Forensic specialists are painstakingly examining the areas where two bombs exploded Monday along the final stretch of the Boston Marathon. Surveillance videos are being examined frame by frame, and the public is being urged to bring pictures and video that was taken along the marathon route to the police. Richard DesLauriers, the special agent in charge of the Boston FBI office said no one is in custody. At a news conference this morning, DesLauriers said agents have been interviewing witnesses
DesLauriers declined comment on reports that law enforcement officials searched an apartment in the Boston suburb of Revere earlier today in connection with the investigation. There have been no claims of responsibility for the bombings.
Three people were killed, including an 8- year- old boy from Boston. 176 people were injured and 17 are in critical condition, according to Boston Police Commissioner Ed Davis. Davis and other law enforcement officials at this morning’s news conference appealed for help from the public. The commissioner said photos and video taken by people along the route of the marathon may contain clues.

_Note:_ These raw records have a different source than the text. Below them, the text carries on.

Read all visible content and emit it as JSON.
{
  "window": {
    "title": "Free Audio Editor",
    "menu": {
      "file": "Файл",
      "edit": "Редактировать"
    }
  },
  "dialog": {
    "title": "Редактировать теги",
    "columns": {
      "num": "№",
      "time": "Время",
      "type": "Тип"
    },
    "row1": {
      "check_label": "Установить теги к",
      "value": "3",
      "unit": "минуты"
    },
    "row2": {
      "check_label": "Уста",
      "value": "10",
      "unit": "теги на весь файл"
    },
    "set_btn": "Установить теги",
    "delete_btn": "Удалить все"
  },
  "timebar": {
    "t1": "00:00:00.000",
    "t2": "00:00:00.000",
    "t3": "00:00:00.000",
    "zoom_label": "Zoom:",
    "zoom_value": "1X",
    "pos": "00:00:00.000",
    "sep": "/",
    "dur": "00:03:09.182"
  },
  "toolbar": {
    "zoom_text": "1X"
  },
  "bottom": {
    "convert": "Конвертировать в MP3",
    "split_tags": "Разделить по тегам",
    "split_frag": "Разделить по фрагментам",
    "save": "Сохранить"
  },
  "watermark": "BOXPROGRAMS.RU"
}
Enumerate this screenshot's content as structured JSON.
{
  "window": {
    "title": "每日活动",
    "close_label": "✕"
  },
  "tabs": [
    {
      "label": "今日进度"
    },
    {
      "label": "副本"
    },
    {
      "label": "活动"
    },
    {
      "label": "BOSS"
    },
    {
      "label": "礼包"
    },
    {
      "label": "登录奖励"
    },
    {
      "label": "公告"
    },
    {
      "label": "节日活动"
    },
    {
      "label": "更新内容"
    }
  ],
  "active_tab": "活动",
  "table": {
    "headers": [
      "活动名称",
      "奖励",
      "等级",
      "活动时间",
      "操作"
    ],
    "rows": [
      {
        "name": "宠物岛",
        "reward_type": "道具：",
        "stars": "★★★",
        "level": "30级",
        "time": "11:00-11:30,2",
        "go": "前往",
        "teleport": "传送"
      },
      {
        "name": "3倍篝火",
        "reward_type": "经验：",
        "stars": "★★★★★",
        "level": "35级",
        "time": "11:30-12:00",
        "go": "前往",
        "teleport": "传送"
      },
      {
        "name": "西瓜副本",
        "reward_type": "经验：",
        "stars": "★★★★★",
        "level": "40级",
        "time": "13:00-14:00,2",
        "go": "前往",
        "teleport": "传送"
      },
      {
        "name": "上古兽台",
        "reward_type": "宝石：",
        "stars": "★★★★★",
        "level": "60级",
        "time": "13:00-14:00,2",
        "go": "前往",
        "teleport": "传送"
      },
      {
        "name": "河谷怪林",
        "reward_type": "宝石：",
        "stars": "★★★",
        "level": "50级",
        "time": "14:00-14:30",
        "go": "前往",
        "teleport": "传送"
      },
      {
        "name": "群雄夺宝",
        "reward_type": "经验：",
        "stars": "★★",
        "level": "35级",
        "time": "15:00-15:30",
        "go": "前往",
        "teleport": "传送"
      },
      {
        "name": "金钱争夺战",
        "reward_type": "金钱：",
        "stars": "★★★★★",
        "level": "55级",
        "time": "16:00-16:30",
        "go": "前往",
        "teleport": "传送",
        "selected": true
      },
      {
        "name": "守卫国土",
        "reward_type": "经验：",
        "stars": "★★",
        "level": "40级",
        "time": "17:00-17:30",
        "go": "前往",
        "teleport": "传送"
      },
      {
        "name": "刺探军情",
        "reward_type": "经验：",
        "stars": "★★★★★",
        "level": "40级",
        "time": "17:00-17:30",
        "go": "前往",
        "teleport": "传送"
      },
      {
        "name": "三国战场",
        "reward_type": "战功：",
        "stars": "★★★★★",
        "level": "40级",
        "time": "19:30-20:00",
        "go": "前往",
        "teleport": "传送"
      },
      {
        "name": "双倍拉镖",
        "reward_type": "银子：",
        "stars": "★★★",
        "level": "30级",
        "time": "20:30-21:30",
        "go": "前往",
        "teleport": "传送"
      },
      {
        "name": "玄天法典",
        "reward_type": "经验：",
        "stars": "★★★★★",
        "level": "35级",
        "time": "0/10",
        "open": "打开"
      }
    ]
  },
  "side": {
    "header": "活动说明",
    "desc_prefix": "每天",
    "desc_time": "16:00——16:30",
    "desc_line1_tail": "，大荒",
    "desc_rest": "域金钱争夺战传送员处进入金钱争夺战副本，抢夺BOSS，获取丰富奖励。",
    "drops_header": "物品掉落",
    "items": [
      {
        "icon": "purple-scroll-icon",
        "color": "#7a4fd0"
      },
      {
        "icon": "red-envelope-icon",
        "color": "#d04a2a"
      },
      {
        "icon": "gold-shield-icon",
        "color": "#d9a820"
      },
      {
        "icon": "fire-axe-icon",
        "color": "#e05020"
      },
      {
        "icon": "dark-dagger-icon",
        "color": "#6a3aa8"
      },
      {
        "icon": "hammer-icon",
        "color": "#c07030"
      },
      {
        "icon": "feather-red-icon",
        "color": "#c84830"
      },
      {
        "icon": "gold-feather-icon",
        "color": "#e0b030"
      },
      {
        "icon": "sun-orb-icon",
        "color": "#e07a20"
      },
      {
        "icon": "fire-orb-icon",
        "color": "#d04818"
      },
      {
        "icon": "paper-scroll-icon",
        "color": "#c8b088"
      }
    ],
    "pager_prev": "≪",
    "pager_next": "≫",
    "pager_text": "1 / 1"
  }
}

Davis said the area had been swept twice for bombs including one just an hour before the explosions.
Authorities also sought to reassure the public. Governor Deval Patrick said there were no unexploded devices found. The only bombs were the two that detonated. The governor and law enforcement officials said there are no known imminent threats.
Security is heightened in Boston. There are police and National Guard troops armed with assault rifles keeping watch outside hotels, hospitals, government buildings and at train and subway stations. The Superintendent of the Massachusetts State Police Col. Timothy Alben said the heightened security will be in place for several days.
A 12- block area of Boston’s Back Bay neighborhood remains blocked off by metal barriers and guarded by police. Residents are not being allow to go their homes and businesses are closed in the area that is home to many upscale restaurants and retailers
Boston Mayor Tom Menino said the city has received offers of help from around the world.
Menino praised the quick response of emergency medical personnel for preventing further loss of life.